Всю эту неделю, каждый вечер она собиралась позвонить ему. И каждый вечер решала этого не делать.

Все чаще она вспоминала его слова: «Я заболел вами», – потому что испытывала то же самое: она заболела им. Будто загипнотизировал, околдовал, приворожил. Она заболела им, он нужен ей. Но зачем, вот вопрос! Выйдет ли что хорошее из этого, вот вопрос! Знак Ольги – Весы, и хотя она достаточно скептически относится к астрологии и гороскопам, но не может отрицать, что символ весов для нее подходит: она всегда стремилась к уравновешенности, к какой-то гармонии в себе и окружающем. Она и мужа выбрала себе (ведь и она выбирала, а не только он!) – довольно спокойного, трезвого, практичного человека. Таким он казался ей сначала. Она просчиталась. И он, бедняга, просчитался. Милое личико разглядел, фигуру разглядел, то, что не дура, тоже понял, насчет же характера имел мнение, что Ольга создана для семейной благости, для поддержания очага и для создания ему бытового и психологического комфорта. И очень удивился, когда явственно стал чувствовать в Ольге достаточно сильный характер и нежелание быть второй в паре. Только наравне. Возможно, для него это был не то что удар, но разочарование довольно серьезное… Возможно, с этого все и началось, а не с того, что у них не было детей…
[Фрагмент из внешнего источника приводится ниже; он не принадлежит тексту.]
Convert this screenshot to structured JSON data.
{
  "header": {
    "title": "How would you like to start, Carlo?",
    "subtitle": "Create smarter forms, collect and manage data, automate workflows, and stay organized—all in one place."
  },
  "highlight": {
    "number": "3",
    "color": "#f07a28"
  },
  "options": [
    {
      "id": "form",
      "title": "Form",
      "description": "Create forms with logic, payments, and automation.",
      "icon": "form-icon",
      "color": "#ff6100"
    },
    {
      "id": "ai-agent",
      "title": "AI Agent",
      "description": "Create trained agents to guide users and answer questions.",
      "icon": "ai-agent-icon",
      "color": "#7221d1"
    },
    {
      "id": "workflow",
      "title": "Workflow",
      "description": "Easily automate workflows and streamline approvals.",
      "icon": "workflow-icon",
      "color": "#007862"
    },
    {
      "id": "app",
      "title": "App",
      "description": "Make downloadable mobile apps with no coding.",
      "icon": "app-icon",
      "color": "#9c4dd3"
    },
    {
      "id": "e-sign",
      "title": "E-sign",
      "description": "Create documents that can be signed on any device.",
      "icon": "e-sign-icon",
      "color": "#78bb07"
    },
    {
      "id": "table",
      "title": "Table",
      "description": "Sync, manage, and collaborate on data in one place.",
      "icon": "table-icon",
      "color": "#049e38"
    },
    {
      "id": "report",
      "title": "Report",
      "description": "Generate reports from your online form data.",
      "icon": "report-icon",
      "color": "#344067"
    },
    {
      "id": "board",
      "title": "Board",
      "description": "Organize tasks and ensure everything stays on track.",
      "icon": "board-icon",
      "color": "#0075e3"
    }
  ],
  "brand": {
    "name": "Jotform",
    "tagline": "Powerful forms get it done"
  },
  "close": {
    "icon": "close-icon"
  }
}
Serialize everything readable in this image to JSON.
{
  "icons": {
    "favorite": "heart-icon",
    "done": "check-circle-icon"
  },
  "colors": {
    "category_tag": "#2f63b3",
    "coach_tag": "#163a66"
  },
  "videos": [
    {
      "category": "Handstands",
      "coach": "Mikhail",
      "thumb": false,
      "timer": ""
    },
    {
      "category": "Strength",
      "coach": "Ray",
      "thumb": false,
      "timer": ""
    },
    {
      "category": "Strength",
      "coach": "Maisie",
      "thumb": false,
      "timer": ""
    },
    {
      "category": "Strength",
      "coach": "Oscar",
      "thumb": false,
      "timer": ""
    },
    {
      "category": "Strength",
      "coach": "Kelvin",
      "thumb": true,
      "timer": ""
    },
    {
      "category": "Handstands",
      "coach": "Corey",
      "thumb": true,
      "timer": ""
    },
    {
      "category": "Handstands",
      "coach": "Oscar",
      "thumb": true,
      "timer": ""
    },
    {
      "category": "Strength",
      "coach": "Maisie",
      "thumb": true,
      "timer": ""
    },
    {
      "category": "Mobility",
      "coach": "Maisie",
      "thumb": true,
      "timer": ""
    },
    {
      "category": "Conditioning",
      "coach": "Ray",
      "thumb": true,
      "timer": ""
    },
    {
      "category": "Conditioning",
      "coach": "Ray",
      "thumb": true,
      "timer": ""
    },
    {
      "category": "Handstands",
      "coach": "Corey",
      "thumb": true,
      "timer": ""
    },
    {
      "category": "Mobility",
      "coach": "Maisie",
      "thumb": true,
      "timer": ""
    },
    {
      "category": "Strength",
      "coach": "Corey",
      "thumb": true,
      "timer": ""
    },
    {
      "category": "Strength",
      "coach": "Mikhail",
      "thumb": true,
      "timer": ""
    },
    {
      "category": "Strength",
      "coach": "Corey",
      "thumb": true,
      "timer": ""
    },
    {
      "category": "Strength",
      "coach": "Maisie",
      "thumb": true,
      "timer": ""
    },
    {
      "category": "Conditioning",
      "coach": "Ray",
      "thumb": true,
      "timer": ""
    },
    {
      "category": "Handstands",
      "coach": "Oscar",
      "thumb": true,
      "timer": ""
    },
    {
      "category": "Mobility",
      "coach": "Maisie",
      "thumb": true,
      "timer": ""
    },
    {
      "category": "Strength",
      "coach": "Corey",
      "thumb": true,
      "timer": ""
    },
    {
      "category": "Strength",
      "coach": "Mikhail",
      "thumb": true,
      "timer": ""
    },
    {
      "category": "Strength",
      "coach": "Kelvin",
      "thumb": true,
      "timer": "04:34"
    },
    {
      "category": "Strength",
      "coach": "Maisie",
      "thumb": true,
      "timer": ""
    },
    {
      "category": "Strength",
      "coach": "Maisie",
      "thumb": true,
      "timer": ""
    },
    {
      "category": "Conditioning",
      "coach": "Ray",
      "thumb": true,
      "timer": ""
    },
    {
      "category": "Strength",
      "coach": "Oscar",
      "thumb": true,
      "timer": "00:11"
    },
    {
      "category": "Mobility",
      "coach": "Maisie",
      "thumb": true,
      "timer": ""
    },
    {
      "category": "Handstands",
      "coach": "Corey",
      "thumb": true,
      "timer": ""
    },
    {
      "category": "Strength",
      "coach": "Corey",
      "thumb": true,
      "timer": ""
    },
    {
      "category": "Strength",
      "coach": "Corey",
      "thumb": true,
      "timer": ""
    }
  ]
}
Итак, Весы, упорядоченность, гармония. Всего этого с Ильей не будет и не может быть.

Хотя нельзя не оценить его выдержу: наверняка ведь хочет позвонить, увидеть. Но терпит, считая, что Ольге этого не нужно, не желая причинять ей неприятности. И поверив к тому же в ее воссоединение с мужем.

Ольга не выдержала.

Она не хотела почему-то звонить, ей хотелось встретиться с ним случайно, а если не случайно, то без предварительных договоренностей.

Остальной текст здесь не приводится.